Seminars

Licentiate thesis defense: The growth of waves by wind as a problem in nonequilibrium statistical mechanics

In 1948, Casimir predicted a net attractive force between two perfectly conducting parallel plates due to electromagnetic vacuum fluctuations. By analogy, the interaction of two ships on a wavy sea has been named Maritime Casimir effect. This is an example of force generation in non-equilibrium systems. Lee, Vella and Wettlaufer showed it to be oscillatory as it is induced by the sharply peaked energy spectrum measured in the sixties by Pierson and Moskowitz for a fully developed sea; a sea whose state is independent of the distance over which the wind blows and the time for which it has been blowing. The aim of this project is to construct a theory for that spectrum and understand how the Maritime Casimir effect emerges from wind-wave interaction.

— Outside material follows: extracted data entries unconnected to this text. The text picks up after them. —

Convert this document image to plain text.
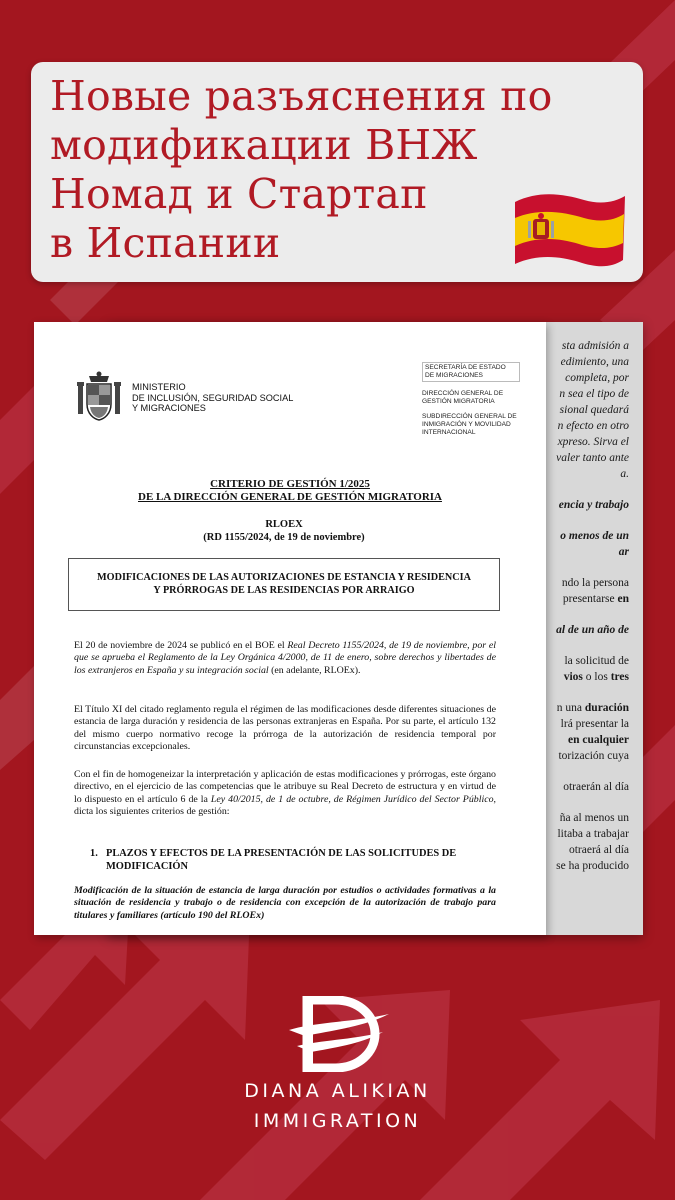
Новые разъяснения по
модификации ВНЖ
Номад и Стартап
в Испании
sta admisión a
edimiento, una
completa, por
n sea el tipo de
sional quedará
n efecto en otro
xpreso. Sirva el
valer tanto ante
a.
encia y trabajo
o menos de un
ar
ndo la persona
presentarse en
al de un año de
la solicitud de
vios o los tres
n una duración
lrá presentar la
en cualquier
torización cuya
otraerán al día
ña al menos un
litaba a trabajar
otraerá al día
se ha producido
MINISTERIO
DE INCLUSIÓN, SEGURIDAD SOCIAL
Y MIGRACIONES
SECRETARÍA DE ESTADO
DE MIGRACIONES
DIRECCIÓN GENERAL DE
GESTIÓN MIGRATORIA
SUBDIRECCIÓN GENERAL DE
INMIGRACIÓN Y MOVILIDAD
INTERNACIONAL
CRITERIO DE GESTIÓN 1/2025
DE LA DIRECCIÓN GENERAL DE GESTIÓN MIGRATORIA
RLOEX
(RD 1155/2024, de 19 de noviembre)
MODIFICACIONES DE LAS AUTORIZACIONES DE ESTANCIA Y RESIDENCIA
Y PRÓRROGAS DE LAS RESIDENCIAS POR ARRAIGO
El 20 de noviembre de 2024 se publicó en el BOE el Real Decreto 1155/2024, de 19 de noviembre, por el que se aprueba el Reglamento de la Ley Orgánica 4/2000, de 11 de enero, sobre derechos y libertades de los extranjeros en España y su integración social (en adelante, RLOEx).
El Título XI del citado reglamento regula el régimen de las modificaciones desde diferentes situaciones de estancia de larga duración y residencia de las personas extranjeras en España. Por su parte, el artículo 132 del mismo cuerpo normativo recoge la prórroga de la autorización de residencia temporal por circunstancias excepcionales.
Con el fin de homogeneizar la interpretación y aplicación de estas modificaciones y prórrogas, este órgano directivo, en el ejercicio de las competencias que le atribuye su Real Decreto de estructura y en virtud de lo dispuesto en el artículo 6 de la Ley 40/2015, de 1 de octubre, de Régimen Jurídico del Sector Público, dicta los siguientes criterios de gestión:
1. PLAZOS Y EFECTOS DE LA PRESENTACIÓN DE LAS SOLICITUDES DE MODIFICACIÓN
Modificación de la situación de estancia de larga duración por estudios o actividades formativas a la situación de residencia y trabajo o de residencia con excepción de la autorización de trabajo para titulares y familiares (artículo 190 del RLOEx)
DIANA ALIKIAN
IMMIGRATION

Waves in the absence of wind, socalled water waves, are mainly characterized by dispersion and weak non-linearity. The coupling of both results in the instability of a wave packet to side-band perturbations in deep water. The growth rate can be calculated thanks to a non-linear Schrödinger equation, which is a universal model for weakly non-linear waves in a dispersive medium. Furthermore, this instability can be understood in the even more general framework of resonant wave-wave interaction. The evolution of deep water gravity waves is actually a sum of four-wave interaction processes and triadic interactions should be added for capillary waves. That evolution is strongly affected by the presence of turbulent wind because it transfers energy to the waves. The growth rate of wind waves was calculated by Miles in 1957 on the basis of the weak air-water coupling. His formula involves the solution of the hydrodynamic Rayleigh equation at the critical level, which is the height at which the phase speed of the wave is equal to the wind speed. We develop an efficient numerical scheme to compute it and then compare the theory with the observational data compiled by Plant. We eventually propose asymptotic solutions of the Rayleigh equation for a generic wind profile, which will be useful to get a better understanding of the experimental results.